Well today I want to talk about a monetization plan that bas been increasingly popular recently. This concept has as many holes in it as any of the other web 2.0 schemes, but interestingly, it actually works. The most plausible way for a startup to make money in the web 2.0 world is site flipping.

The idea behind site flipping is that you don’t need to worry about a monetization scheme, you just need to build something cool enough to draw in a large user-base. The more people you can convince to use your site, the more valuable it becomes because once you have a strong, dedicated, and large community, you sell them to someone bigger for a huge amount of cash. Then, making money is their problem, not yours!

In an attempt to make their money back, the big guy (likely Microsoft, Google, Yahoo, AOL, or whomever) will take your community and try to sell stuff to them (and now we’re back to the advertising model, yippee!). Hell, this even works with blogs now thanks to the likes of Conde Nast buying Ars Technica for $1.8 billion. (Note: Conde Nast- I’m for sale, too!)

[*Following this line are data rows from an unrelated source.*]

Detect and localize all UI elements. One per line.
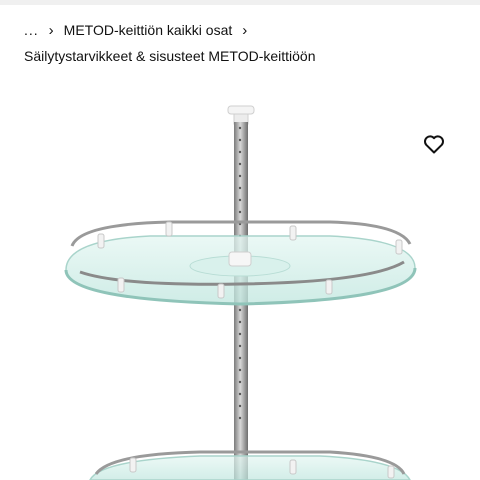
- breadcrumb-link-metod-parts[interactable]: METOD-keittiön kaikki osat: [64, 22, 233, 38]
- breadcrumb-ellipsis[interactable]: ...: [24, 22, 39, 38]
- chevron-right-icon: ›: [48, 21, 54, 39]
- chevron-right-icon: ›: [242, 21, 248, 39]
- breadcrumb: ... › METOD-keittiön kaikki osat ›: [24, 20, 257, 40]
- top-bar: [0, 0, 480, 5]
- product-image: [64, 105, 417, 480]
- subcategory-link[interactable]: Säilytystarvikkeet & sisusteet METOD-kei…: [24, 48, 316, 64]
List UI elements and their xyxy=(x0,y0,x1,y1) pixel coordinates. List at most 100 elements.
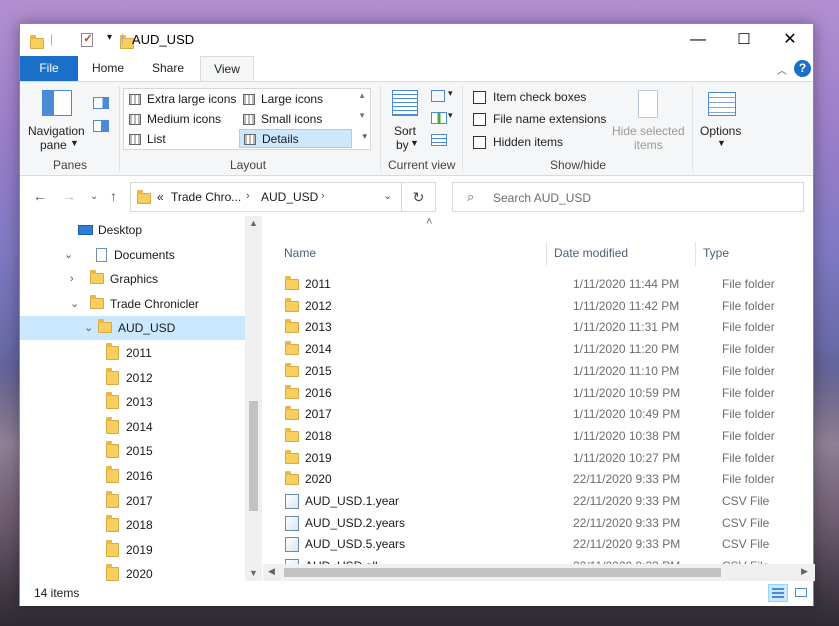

The two best ways to optimize the amount you can sell your community for are A) create a specifically segmented community so that targeted advertising is incredibly easy (meaning that if you have a community that is built around music, then it’s easy to advertise music to them(assuming people still paid for music)), or B) get your user base to reveal as much personal information as possible so that they can be targeted even more directly (this is how Bebo is worth anything… I guess).

Really the only trick for site flipping is that you just have to keep enough money in your pockets long enough to get bought out. So as long as you have enough capital up front, you’ll be fine.

Ultimately this model is successful because of the growing conglomerate mega-tech companies out there are constantly battling with each other and need your community as ammo. I mean hell, Microsoft bought a small chunk of Facebook for targeted advertising purposes which valued each user at $300 ($15 billion valuation for 60 million users). AOL bought Bebo for a relative steal at only $21 per user ($850 million for 40 million users). Your users are valuable consumers to someone else. You don’t need to sell to them because they will.

The problem, obviously, is that 1) you’re going to piss off your users and you lose your company and 2) the big guys still rely on advertising to make money.

This model is incredibly similar to the house flipping concept that was so popular for a few years there. Go buy a dilapidated home, fix it up and sell it! It’s just that easy! I mean hell, the housing market did so well with this model, I can’t imagine how the same concept won’t work with the web as well.

So that’s it. That’s the end of my running series on Making Money with Web 2.0. I hope you enjoyed it and didn’t get too discouraged. Until the bubble inevitably bursts there is an incredible amount of opportunity out there to take the big guy’s money. So go get it, they’re pretty much handing it out on the street corner.